La sua filosofia, quindi, comincia con un’azione politica discreta e attenta a non suscitare reazioni e con uno studio lungo, accurato e profondo finalizzato all’obiettivo di costruire una produzione filosofica argomentata nel modo migliore possibile. Tanto è vero che, quando la lettura pubblica del De Ratione gli crea problemi accademici, rischia di perdere il posto, e teologici, rischia un’accusa di eresia per alcune sue tesi, egli segue con molto zelo il consiglio di Paolo Mattia Doria di esplicitare meglio la propria metafisica, per difendersi. Nel 1710, ne pubblica il primo volume, il De antiquissima italorum sapientia ex linguae latinae originibus eruenda, e risponde due volte, nel 1711 e 1712, a una recensione dell’opera. Poi, quando il pericolo sparisce, egli smette di pubblicare gli altri due libri di cui doveva comporsi la metafisica (ci è rimasto solo un riassunto del Liber Metaphycus, mentre l’opuscoletto del Liber Physicus si è perso). Quindi, Vico ritorna ai propri temi seguendo un metodo prudente e rispettoso del principio del verum ipsum factum: assumere d’istinto alcune posizioni culturali e politiche e lavorarci sopra per fare filosofia nel modo più argomentato possibile. Egli si muove nel fare intellettuale consapevole che non si può eliminare del tutto l’imprevedibilità del fatto storico e che, quindi, il verum si potrà raggiungere (si potrà manifestare in modo prevedibile) solo alla fine della storia e che il massimo della previsione umana è costituito dal certum (il solo vero possibile nello spazio e nel tempo, quindi nella storia).

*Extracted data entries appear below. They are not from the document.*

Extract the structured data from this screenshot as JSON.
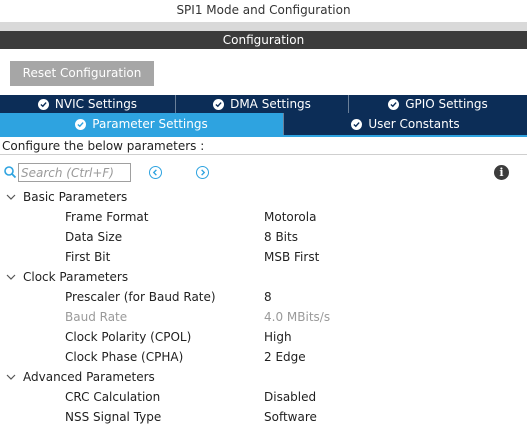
{
  "window": {
    "title": "SPI1 Mode and Configuration"
  },
  "config_header": "Configuration",
  "reset_button": "Reset Configuration",
  "tabs_row1": [
    {
      "label": "NVIC Settings"
    },
    {
      "label": "DMA Settings"
    },
    {
      "label": "GPIO Settings"
    }
  ],
  "tabs_row2": [
    {
      "label": "Parameter Settings",
      "active": true
    },
    {
      "label": "User Constants",
      "active": false
    }
  ],
  "configure_label": "Configure the below parameters :",
  "search": {
    "placeholder": "Search (Ctrl+F)"
  },
  "groups": [
    {
      "label": "Basic Parameters",
      "params": [
        {
          "name": "Frame Format",
          "value": "Motorola"
        },
        {
          "name": "Data Size",
          "value": "8 Bits"
        },
        {
          "name": "First Bit",
          "value": "MSB First"
        }
      ]
    },
    {
      "label": "Clock Parameters",
      "params": [
        {
          "name": "Prescaler (for Baud Rate)",
          "value": "8"
        },
        {
          "name": "Baud Rate",
          "value": "4.0 MBits/s",
          "disabled": true
        },
        {
          "name": "Clock Polarity (CPOL)",
          "value": "High"
        },
        {
          "name": "Clock Phase (CPHA)",
          "value": "2 Edge"
        }
      ]
    },
    {
      "label": "Advanced Parameters",
      "params": [
        {
          "name": "CRC Calculation",
          "value": "Disabled"
        },
        {
          "name": "NSS Signal Type",
          "value": "Software"
        }
      ]
    }
  ],
  "colors": {
    "tab_dark": "#0c2d57",
    "tab_active": "#2ea3e0",
    "header_bg": "#3b3b3b",
    "disabled_text": "#9a9a9a"
  }
}
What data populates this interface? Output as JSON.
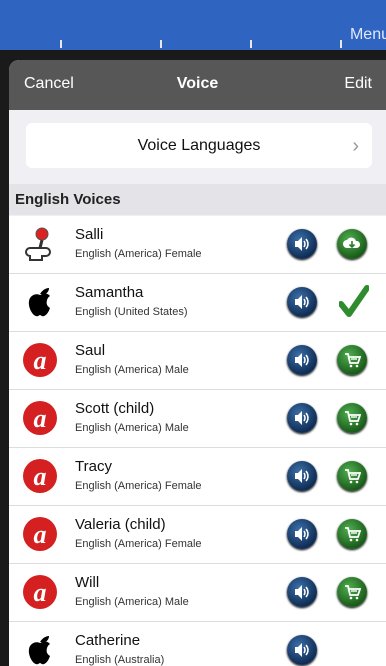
{
  "background": {
    "menu_label": "Menu"
  },
  "navbar": {
    "cancel_label": "Cancel",
    "title": "Voice",
    "edit_label": "Edit"
  },
  "voice_languages": {
    "label": "Voice Languages"
  },
  "section": {
    "title": "English Voices"
  },
  "voices": [
    {
      "name": "Salli",
      "desc": "English (America) Female",
      "logo": "robot-icon",
      "action": "download-icon"
    },
    {
      "name": "Samantha",
      "desc": "English (United States)",
      "logo": "apple-icon",
      "action": "checkmark-icon"
    },
    {
      "name": "Saul",
      "desc": "English (America) Male",
      "logo": "acapela-icon",
      "action": "cart-icon"
    },
    {
      "name": "Scott (child)",
      "desc": "English (America) Male",
      "logo": "acapela-icon",
      "action": "cart-icon"
    },
    {
      "name": "Tracy",
      "desc": "English (America) Female",
      "logo": "acapela-icon",
      "action": "cart-icon"
    },
    {
      "name": "Valeria (child)",
      "desc": "English (America) Female",
      "logo": "acapela-icon",
      "action": "cart-icon"
    },
    {
      "name": "Will",
      "desc": "English (America) Male",
      "logo": "acapela-icon",
      "action": "cart-icon"
    },
    {
      "name": "Catherine",
      "desc": "English (Australia)",
      "logo": "apple-icon",
      "action": "none"
    }
  ],
  "colors": {
    "topbar": "#2f64c0",
    "navbar": "#575757",
    "accent_green": "#2e8b2e",
    "speaker_blue": "#1c3f6e",
    "acapela_red": "#d42020"
  }
}
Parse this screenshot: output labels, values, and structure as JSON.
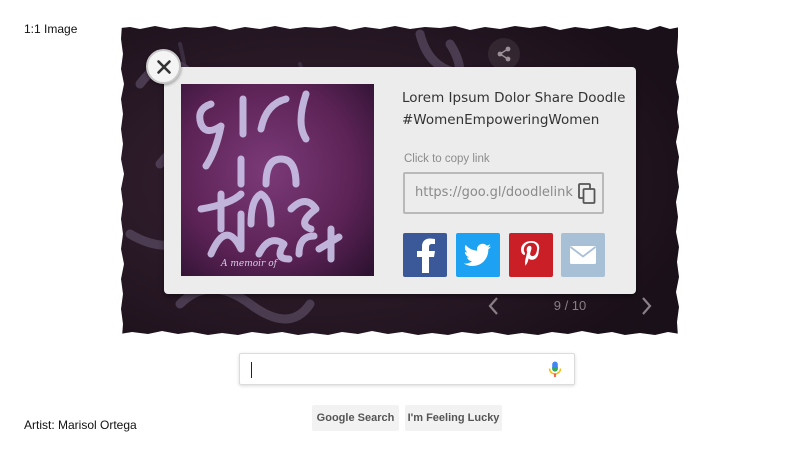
{
  "page": {
    "corner_label": "1:1 Image",
    "artist": "Artist: Marisol Ortega"
  },
  "doodle": {
    "counter": "9 / 10",
    "background_color": "#1f1420"
  },
  "dialog": {
    "title_line1": "Lorem Ipsum Dolor Share Doodle",
    "title_line2": "#WomenEmpoweringWomen",
    "copy_label": "Click to copy link",
    "link": "https://goo.gl/doodlelink",
    "thumbnail_caption": "A memoir of",
    "social": [
      {
        "name": "facebook",
        "color": "#3b5998"
      },
      {
        "name": "twitter",
        "color": "#1da1f2"
      },
      {
        "name": "pinterest",
        "color": "#cb1f27"
      },
      {
        "name": "email",
        "color": "#a8c0d6"
      }
    ]
  },
  "search": {
    "value": "",
    "google_search_label": "Google Search",
    "lucky_label": "I'm Feeling Lucky"
  },
  "icons": [
    "close-icon",
    "share-icon",
    "copy-icon",
    "facebook-icon",
    "twitter-icon",
    "pinterest-icon",
    "email-icon",
    "chevron-left-icon",
    "chevron-right-icon",
    "microphone-icon"
  ]
}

Questo certum va raggiunto passo dopo passo, nel modo già descritto, con un metodo intellettuale esattamente contrario a quello di Pietro Giannone che, all’improvviso, dopo avere assunto d’istinto alcune posizioni culturali e ideologiche, le fissa in un volume, Dell’istoria civile del Regno di Napoli, uno zibaldone nel quale raccoglie contributi di altri filosofi e li assembla insieme per dare sostanza alla propria visione ideologicamente precostituita. L’Istoria civile di Giannone compare all’improvviso e stupisce l’Europa. Viene facilmente accettata e capita perché è fatta con materiali che, pur provengono da settori disciplinari diversi e da fonti diverse, oltre che da autori diversi, veicolano tesi che sono già nell’aria. Detto nei termini di Vico, Giannone costruisce la propria opera principale con la presunzione tipica di chi “intelligendo fit omnia” ed è talmente sicuro di avere capito tutto che raccoglie e mette insieme tutto quello che può essere portato a sostegno della propria visione ideologica che considera l’unica possibile e vera.
Questa contrapposizione di metodo tra Vico è Giannone permette una nuova chiave di lettura del Settecento napoletano: qui, gli allievi di Vico che procedono passo dopo passo nel costruire le loro teorie: Antonio Genovesi, Giuseppe Maria Galanti, Gaetano Filangieri, Mario Pagano; là, i massimalisti che operano come Giannone, pretendendo di costruire tutto in sol colpo, con un solo intervento intellettuale o politico. Solo questi ultimi, nel 1799, andrebbero definiti giacobini in quanto sono massimalisti che, come riconoscerà Vincenzo Cuoco, improvvisano, esagerano e sbagliano tutto (avrebbero dovuto lasciarsi guidare da Vico e dal suo metodo incrementale).